In other words, amaranth is the grain that should be grown in Mexico, a natural crop that's environmentally sustainable for the region and that yields such a plentiful bounty of protein, vitamins, and minerals that it sustained Mesoamerican cultures for centuries. Now Mexican farmers like Garcia Rojas and aid workers like Bigda-Peyton are trying to bring the ancient grain back into Mexicans' lives to improve both their health and their finances.
But it was amaranth's critical role in Aztec and other Mesoamerican cultures that doomed it in the first place. It played a key role in native religious rituals, including being used in a ceremony that involved splashing it with blood before being eaten. The invading Spaniards took one look at what they considered barbaric ceremonies and forbade the grain entirely. Natives who broke the new Spanish laws had their hands cut off. Amaranth never recovered its popularity, and even today is known in the Oaxaca region not as a staple but almost entirely as an ingredient in a sweet snack rather like a granola bar.
Since 2003, Puente a la Salud Comunitaria has been promoting amaranth as a crop, hoping it will become a regular part of Mexican meals again and help poorer Oaxacan families fill the gaps in their nutrition while giving small farmers a new way to make the money they need to support themselves. The group works with 300 farmers in 30 communities throughout the region, as well as local chefs and restaurants who have been finding new ways to incorporate amaranth into meals. Puente also runs a store near a popular marketplace, where it sells products made with at least 50 percent amaranth, all to reintroduce Mexicans to what had once been an important part of their ancestors' diet.
Getting the farmers onboard, however, hasn't always been easy. "It's a new crop, and it takes a few years for the farmers to see how it grows, for them to be convinced," Bigda-Peyton says. "Often we've found it's the women farmers who adopt it first because it isn't seen as the main crop—the husband grows corn and beans while she tries the amaranth."
Once they adopt it, they find a vegetable that's basically ready-made for organic growing in the fiercely hot clime. "Generally speaking, the amaranth has adapted really well," Bigda-Peyton says. "We haven't had any problems with pests so far, and it has adapted well to the climatic considerations."
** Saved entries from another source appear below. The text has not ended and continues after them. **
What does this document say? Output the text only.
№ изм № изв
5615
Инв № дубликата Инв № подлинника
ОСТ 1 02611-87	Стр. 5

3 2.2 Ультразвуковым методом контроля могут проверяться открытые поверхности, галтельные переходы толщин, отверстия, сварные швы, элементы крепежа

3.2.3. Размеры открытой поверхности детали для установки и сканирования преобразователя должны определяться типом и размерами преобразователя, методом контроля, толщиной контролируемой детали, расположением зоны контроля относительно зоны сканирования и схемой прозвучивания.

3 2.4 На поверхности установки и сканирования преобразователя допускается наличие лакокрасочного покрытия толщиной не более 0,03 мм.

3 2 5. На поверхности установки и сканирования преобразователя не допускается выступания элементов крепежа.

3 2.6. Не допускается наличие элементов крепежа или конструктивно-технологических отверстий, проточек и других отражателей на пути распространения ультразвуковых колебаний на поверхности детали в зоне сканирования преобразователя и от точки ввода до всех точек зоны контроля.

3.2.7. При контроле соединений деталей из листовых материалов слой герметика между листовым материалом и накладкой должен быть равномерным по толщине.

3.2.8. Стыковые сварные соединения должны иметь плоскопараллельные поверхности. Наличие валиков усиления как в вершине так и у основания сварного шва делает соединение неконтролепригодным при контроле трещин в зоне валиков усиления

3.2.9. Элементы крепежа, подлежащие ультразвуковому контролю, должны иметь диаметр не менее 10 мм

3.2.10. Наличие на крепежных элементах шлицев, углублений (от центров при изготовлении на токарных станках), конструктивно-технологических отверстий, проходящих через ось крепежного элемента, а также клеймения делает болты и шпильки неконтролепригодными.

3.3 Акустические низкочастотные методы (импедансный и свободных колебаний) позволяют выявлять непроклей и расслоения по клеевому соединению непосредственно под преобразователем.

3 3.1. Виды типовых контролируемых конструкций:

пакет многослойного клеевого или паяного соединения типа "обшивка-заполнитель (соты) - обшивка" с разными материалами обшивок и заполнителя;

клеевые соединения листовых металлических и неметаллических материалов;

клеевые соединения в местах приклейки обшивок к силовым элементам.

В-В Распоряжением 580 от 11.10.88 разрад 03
Garcia Rojas fights the relatively few pests—besides the dogs, of course—without the aid of the chemical pesticides that commercial U.S. factory farms rely on. Instead, he uses a big batch of chile de árbol mixed with common soap and boiling water. Then he spreads the mixture on the amaranth plants to eliminate a web-weaving worm that can be a nuisance. His friend and neighbor Benjamin Ramiro Nino Mendez swears by the similar mixture made with ash. Both men use worm compost and organic cow dung as fertilizer. "I've learned how the chemicals aren't good for the soil," Mendez says, adding that he can sell the amaranth for 25 pesos per kilo, more than the price he gets for beans or corn.
In the kitchen, they find a remarkably versatile vegetable that fits in nicely with Oaxacan cuisine. The leaves, which taste like a slightly bitter spinach, can be cooked with scrambled eggs, into tamales, or sautéed with garlic as a side dish, while the seeds make a tasty risotto or porridge, or can be added to soups or beans or corn. When the seeds are popped, they add a nutty flavor and addictive texture to yogurt. "I didn't eat amaranth before, but now I put it in my cereal and yogurt, or I'll put it in milk as if it were cornflakes—it's very sweet and very smooth," Mendez says.
Back in his fields, Garcia Rojas examines the leaves of a couple of the plants for any pest damage. Even though amaranth's a native plant, growing it organically can be a fussy process akin to raising tomato plants. These days, he eats amaranth leaves with eggs and has replaced his family's white rice with much more nutritious amaranth seeds. "It's much more work than conventional growing," he says. "But it's worth it."